Understanding Debt Consolidation
Debt consolidation is the process of taking out one big loan to pay off many others. It’s the act of grouping all your bills into one combined debt. It is a legitimate tactic for managing one’s debt but it’s only helpful if done under the right circumstances. Dealing with mortgages, car loans, student loans and other debts can be daunting. However if you can combine all those expenses together under a lower interest rate, you will end up making lower payments.
Types of debt consolidation
Standard debt consolidation loan: This involves getting a loan from a bank, peer-to-peer lender or a credit union, which agrees to consolidate all your debts into a single new loan. It mostly involves the credit card balances. This kind offers the benefit of a lower interest rate hence less payments.
Home equity loan: This entails borrowing a loan against the value of your home to pay off your credit cards or other debts. It is available only to people who already have a mortgage. This loan charges less interest. However, it comes with the risk of losing your home if you are able to pay back.
Balance transfer offers: It entails transferring all your credit card debt onto one new card.

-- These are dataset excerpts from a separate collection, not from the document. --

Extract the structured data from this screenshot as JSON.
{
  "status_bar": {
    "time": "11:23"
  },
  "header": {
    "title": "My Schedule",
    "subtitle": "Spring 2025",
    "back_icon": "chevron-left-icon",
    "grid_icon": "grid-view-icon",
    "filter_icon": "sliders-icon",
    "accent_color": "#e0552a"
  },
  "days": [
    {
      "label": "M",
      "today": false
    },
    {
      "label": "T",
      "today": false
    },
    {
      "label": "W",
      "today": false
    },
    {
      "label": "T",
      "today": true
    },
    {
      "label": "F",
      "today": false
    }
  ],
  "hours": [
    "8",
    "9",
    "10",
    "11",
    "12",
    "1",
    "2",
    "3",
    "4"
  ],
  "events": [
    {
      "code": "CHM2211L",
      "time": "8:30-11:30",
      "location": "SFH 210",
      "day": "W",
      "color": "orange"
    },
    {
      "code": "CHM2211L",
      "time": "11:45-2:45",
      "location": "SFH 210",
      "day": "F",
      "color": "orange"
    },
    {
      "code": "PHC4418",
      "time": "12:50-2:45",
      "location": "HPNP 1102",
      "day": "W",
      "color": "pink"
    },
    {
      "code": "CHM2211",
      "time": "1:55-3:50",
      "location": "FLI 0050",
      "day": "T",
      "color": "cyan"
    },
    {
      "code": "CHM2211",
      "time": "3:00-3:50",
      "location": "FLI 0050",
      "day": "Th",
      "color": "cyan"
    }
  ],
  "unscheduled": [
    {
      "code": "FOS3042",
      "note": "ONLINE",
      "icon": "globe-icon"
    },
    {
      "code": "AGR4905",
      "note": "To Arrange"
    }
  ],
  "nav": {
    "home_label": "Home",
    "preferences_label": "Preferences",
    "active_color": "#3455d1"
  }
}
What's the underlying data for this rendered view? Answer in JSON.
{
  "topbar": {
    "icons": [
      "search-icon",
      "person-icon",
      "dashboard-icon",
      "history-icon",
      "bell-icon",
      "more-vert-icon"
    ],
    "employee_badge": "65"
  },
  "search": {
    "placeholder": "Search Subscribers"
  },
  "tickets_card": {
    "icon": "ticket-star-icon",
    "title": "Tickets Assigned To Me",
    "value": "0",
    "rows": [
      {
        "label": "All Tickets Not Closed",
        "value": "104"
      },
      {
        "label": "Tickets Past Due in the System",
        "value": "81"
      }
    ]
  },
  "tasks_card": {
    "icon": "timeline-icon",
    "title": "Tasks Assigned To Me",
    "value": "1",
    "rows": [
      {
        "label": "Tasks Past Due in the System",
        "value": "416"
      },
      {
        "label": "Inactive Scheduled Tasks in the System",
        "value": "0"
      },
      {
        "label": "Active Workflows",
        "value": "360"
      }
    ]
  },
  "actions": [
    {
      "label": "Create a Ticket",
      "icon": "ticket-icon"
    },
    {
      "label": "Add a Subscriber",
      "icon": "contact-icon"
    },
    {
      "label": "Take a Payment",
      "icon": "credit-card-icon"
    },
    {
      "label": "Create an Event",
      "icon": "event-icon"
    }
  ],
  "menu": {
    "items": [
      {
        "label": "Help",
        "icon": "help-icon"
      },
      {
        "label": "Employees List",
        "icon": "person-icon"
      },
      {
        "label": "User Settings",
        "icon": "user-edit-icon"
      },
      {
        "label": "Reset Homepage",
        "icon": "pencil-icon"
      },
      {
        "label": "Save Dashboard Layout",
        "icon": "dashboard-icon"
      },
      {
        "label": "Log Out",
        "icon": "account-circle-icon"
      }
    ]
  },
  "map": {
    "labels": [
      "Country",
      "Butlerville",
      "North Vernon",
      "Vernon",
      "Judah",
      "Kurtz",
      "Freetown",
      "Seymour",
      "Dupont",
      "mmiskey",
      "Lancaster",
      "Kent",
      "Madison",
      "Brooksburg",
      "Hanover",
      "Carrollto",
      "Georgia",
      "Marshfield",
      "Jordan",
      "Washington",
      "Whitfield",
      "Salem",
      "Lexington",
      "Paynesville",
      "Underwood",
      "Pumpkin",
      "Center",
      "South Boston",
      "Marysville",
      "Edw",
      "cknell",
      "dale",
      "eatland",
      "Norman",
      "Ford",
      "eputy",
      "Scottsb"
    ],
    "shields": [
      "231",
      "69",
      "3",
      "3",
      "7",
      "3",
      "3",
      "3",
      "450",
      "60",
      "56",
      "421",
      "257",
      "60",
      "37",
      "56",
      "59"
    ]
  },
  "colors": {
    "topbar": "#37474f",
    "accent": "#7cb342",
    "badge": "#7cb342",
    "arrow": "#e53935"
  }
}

This offers one an introductory 0% interest period of 12 to 18 months, hence helpful if one can pay the debts within that period.
Student loan consolidation: This differs from a standard consolidation loan in that one may borrow a student loan consolidation form the federal government. The advantage of this kind is that the government offers low interest rates and flexible repayment schedules.
Factors to consider before obtaining a debt consolidation loan
Consolidating debts helps you not only to pay your debts at a lower interest rate but also to improve your credit in the long run. However, before taking out a debt consolidation loan, there are a number of factors you need to consider.
Options on consolidation loan: There are many ways that you can consolidate your debts. You can decide to take out a secured consolidation loan or an unsecured depending on your level of comfort-ability.
Eligibility requirements: There are various eligibility requirements for one to get a debt consolidation loan. You need to have a good rating for you to be able to take out a new loan.
Promotional Terms and Restrictions: One should read and completely understand any promotional materials about the debt consolidation loan.
Fees: One should also consider the fees and additional expenses to be incurred in the process of consolidating one’s debts.
Mistakes to avoid: The most common mistake involves timing. You should never start missing the payments since this will result to increased debts and lower credit score.
Finding a reputable debt consolidation company
After deciding to take out a debt consolidation loan, you will need to identify a reputable debt consolidation company. The first step involves contacting your local credit unions and banks to find out what interest rates they can offer you. Then compare those rates to see the most attractive deal. Watch out and don’t rush in making your decision.